O&T: Die unisono-Homepage zeigt eine „Aushilfenampel“ mit Vergütungen für Proben, Aufführungen und Tagessätze von 139 Orchestern deutschlandweit, welche die Mindesthonorarsätze entweder komplett verfehlen (rot markiert), lediglich 75 Prozent des empfohlenen Honorars (gelb) oder tatsächlich das Mindesthonorar für Aufführungshonorar/Tagessatz von Aushilfen (grün) bezahlen. Die gesamte Liste ist leider komplett rot und gelb, kein einziges Orchester liegt im grünen Bereich. Wie lässt sich das ändern, wo die meisten Länder und Kommunen verschuldet sind und mancherorts Planstellen gestrichen oder ganze Klangkörper abgeschafft werden sollen?
von Olshausen: 2024 gab es mehr grün markierte Orchester, da brauchen wir jetzt wieder einen Zug nach vorne. So lange wir es nicht schaffen, einen Tarifvertrag Gast zu haben, wie es die VdO durchgesetzt bekam, bleibt das leider ein prekäres Feld.
O&T: Viele freiberufliche Musikerinnen und Musiker arbeiten in mehreren Ensembles und kurzfristigen Projekten. Neben angemessener Bezahlung brauchen sie dafür flexible Verträge. unisono setzt sich dafür ein, dass Orchester- und Choraushilfen wieder sozialversicherungsfrei möglich werden. An welchen Stellen drängen Sie auf eine Überarbeitung des Selbstständigenrechts?
von Olshausen: Wir setzen uns dafür ein, dass nicht mehr eine tätigkeitsbezogene Betrachtung stattfindet, sondern eine personenbezogene. Die Bundesministerin für Arbeit und Soziales Bärbel Bas strebt eine Novelle an, und da sind wir mit dem Ministerium im Gespräch.

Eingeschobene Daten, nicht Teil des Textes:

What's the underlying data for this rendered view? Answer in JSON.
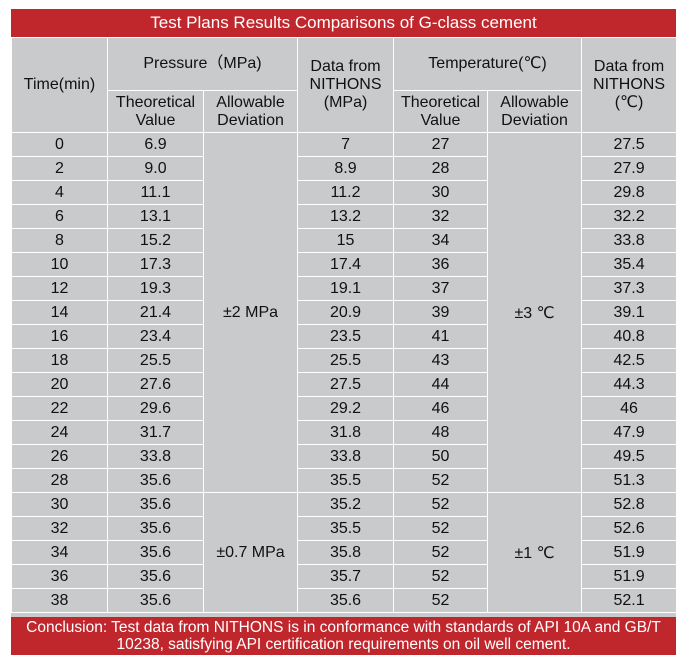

O&T: Das Thema KI ist allgegenwärtig. Alle Berufsgruppen sind auf verschiedene Weise davon betroffen. Womöglich wird der Berufszweig des Synchronsprechens im Film überflüssig. Welche Chancen und Risiken ergeben sich für Instrumentalist:innen?
von Olshausen: Chancen liegen beispielsweise in neuen Möglichkeiten der Ausbildung, in neuen Tools zum Lernen und Üben. Womöglich gibt es einen stärker werdenden Drang nach menschlicher und kultureller Begegnung durch Kunst und Kultur, je mehr sich KI in vielen Lebensbereichen durchsetzt. In der Popmusik ist die Gefahr viel größer, dass unseren Mitgliedern die Arbeit durch KI weggenommen wird und Urheberrechtsverletzungen in ganz großem Stil stattfinden. Wir müssen aber in jedem Fall wachsam bleiben und die drohenden Gefahren immer wieder neu evaluieren.
Hofmann: Weil das ein so schnelllebiger und unaufhaltsamer Prozess ist, kommen wir nicht umhin, ihn positiv zu umarmen. Wir haben aber viel Fortbildungsbedarf, um in den Konzertsälen und Opernhäusern die positiven Einsatzmöglichkeiten etwa auch bei neuen Formen der Publikumsansprache zu erkennen. Zentral ist, dass diejenigen, die aus dem Kulturbetrieb kommen, auch die Deutungshoheit haben und selbst darüber entscheiden, was Rahmen und Ziel des Einsatzes von KI sind, und nicht nur die Digitalkonzerne, die mit ihren KIs vorrangig wirtschaftliche Interessen verfolgen.
O&T: Wie kommt das Vorhaben voran, die deutsche Orchester- und Theaterlandschaft durch die UNESCO als Immaterielles Kulturerbe der Menschheit anerkennen zu lassen? Das wäre eine weltweit wahrgenommene Auszeichnung, die den Wert und die Schutzwürdigkeit eben dieser Kultureinrichtungen zertifiziert.
Hofmann: Es ist unser erklärtes Ziel, dieses anspruchsvolle Verfahren zusammen mit der VdO und anderen Verbänden weiter zu betreiben. Auf nationaler Ebene wurde die deutsche Orchester- und Theaterlandschaft ja schon als immaterielles Kulturerbe anerkannt. Als Symbol wäre das auf internationaler Ebene fantastisch.
Zugleich muss man bei Symbolpolitik darauf achten, dass es nicht bei bloßer Symbolik bleibt. Das betrifft auch die Forderung, Kultur ins Grundgesetz zu schreiben. Denn was ergibt sich praktisch daraus? Das ist die viel wichtigere Frage. Wie wird das durch Handeln untermauert? Welche Auswirkungen hat das auf die Rechtsprechung und die Finanzierung?